This package includes a data set of full-text English renderings of Indian Independence Day speeches, delivered annually on 15 August since 1947.
Recent speeches are easily found online from the Press Information Bureau. For older speeches, I was able to find them in volumes of collected speeches in the libraries of Jawaharlal Nehru University and the Nehru Memorial Museum. Speeches in those volumes were digitized by uploading images to Google Drive’s native OCR feature.
The data set is only missing speeches from 1962 and 1995. Please contact me if you’re able to find the speech for those years! Or evidence of one not taking place.
You can access the data set by installing the package from GitHub.
# install.packages("devtools")
devtools::install_github("seanangio/aug15")The data set is called corpus.
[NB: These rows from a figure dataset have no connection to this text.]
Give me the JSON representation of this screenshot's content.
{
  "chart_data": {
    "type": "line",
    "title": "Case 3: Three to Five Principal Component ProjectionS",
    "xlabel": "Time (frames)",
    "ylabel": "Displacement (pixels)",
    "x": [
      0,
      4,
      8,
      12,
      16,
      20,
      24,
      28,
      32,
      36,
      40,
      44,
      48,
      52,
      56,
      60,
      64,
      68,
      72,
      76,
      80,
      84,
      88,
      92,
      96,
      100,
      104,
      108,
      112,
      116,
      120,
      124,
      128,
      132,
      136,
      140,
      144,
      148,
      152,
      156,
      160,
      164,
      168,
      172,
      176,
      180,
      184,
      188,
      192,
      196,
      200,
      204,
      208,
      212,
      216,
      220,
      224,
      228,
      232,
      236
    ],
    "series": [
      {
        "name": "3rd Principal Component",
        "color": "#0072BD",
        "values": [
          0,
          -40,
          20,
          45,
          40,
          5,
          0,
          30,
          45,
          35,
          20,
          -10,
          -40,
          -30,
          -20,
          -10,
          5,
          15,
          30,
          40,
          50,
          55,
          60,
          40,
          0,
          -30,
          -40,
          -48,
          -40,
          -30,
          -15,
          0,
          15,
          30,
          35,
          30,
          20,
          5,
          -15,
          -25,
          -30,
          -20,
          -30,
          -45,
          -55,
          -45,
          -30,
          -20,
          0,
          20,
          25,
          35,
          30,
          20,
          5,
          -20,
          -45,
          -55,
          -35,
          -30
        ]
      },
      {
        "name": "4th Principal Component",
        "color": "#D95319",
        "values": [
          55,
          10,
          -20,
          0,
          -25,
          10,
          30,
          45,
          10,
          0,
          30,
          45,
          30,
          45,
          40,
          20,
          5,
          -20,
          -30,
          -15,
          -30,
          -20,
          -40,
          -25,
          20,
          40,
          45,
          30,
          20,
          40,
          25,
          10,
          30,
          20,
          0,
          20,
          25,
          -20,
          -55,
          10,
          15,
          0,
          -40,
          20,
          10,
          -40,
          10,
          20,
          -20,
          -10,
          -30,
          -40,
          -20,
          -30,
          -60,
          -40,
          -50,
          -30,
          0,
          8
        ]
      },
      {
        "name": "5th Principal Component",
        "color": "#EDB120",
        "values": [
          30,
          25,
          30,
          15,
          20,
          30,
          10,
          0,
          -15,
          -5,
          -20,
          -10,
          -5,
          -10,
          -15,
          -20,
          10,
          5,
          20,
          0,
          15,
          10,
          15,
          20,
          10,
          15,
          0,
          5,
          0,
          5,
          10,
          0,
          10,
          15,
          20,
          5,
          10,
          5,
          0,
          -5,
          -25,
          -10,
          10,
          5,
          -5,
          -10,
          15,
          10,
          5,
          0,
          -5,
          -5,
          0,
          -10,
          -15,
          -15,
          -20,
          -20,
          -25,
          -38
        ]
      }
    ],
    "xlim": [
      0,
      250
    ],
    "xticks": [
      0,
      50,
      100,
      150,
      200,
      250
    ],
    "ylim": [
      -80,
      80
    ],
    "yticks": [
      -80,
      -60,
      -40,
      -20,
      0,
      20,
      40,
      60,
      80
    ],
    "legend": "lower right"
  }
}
To preview it, run something like:
library(dplyr)
library(aug15)
glimpse(corpus)
#> Rows: 79
#> Columns: 8
#> $ year <dbl> 2025, 2024, 2023, 2022, 2021, 2020, 2019, 2018, 2017, 2016, 2…
#> $ pm <chr> "Narendra Modi", "Narendra Modi", "Narendra Modi", "Narendra …
#> $ party <chr> "BJP", "BJP", "BJP", "BJP", "BJP", "BJP", "BJP", "BJP", "BJP"…
#> $ title <chr> NA, NA, NA, NA, NA, NA, NA, NA, NA, NA, NA, NA, NA, NA, NA, N…
#> $ footnote <chr> "English rendering of Prime Minister Shri Narendra Modi's add…
#> $ source <chr> "Press Information Bureau", "Press Information Bureau", "Pres…
#> $ url <chr> "https://pib.gov.in/", "https://pib.gov.in/", "https://pib.go…
#> $ text <chr> "My dear countrymen,\n\nThis grand festival of Independence i…Alternatively, you can directly download the CSV file or browse any of the speeches in this folder.
For a brief investigation into the data set, this package includes a shiny app to make basic visualizations, including plots of:
- speech length
- most ‘important’ words (TF-IDF)
- most frequent positive and negative words (according to the Bing lexicon)
- net sentiment (according to the Bing lexicon)
- and the frequency of any word supplied by the user
A Python implementation of the analysis app is also available, built with Streamlit. It provides the same visualizations and functionality as the R Shiny app. For installation and usage instructions, see the Python README.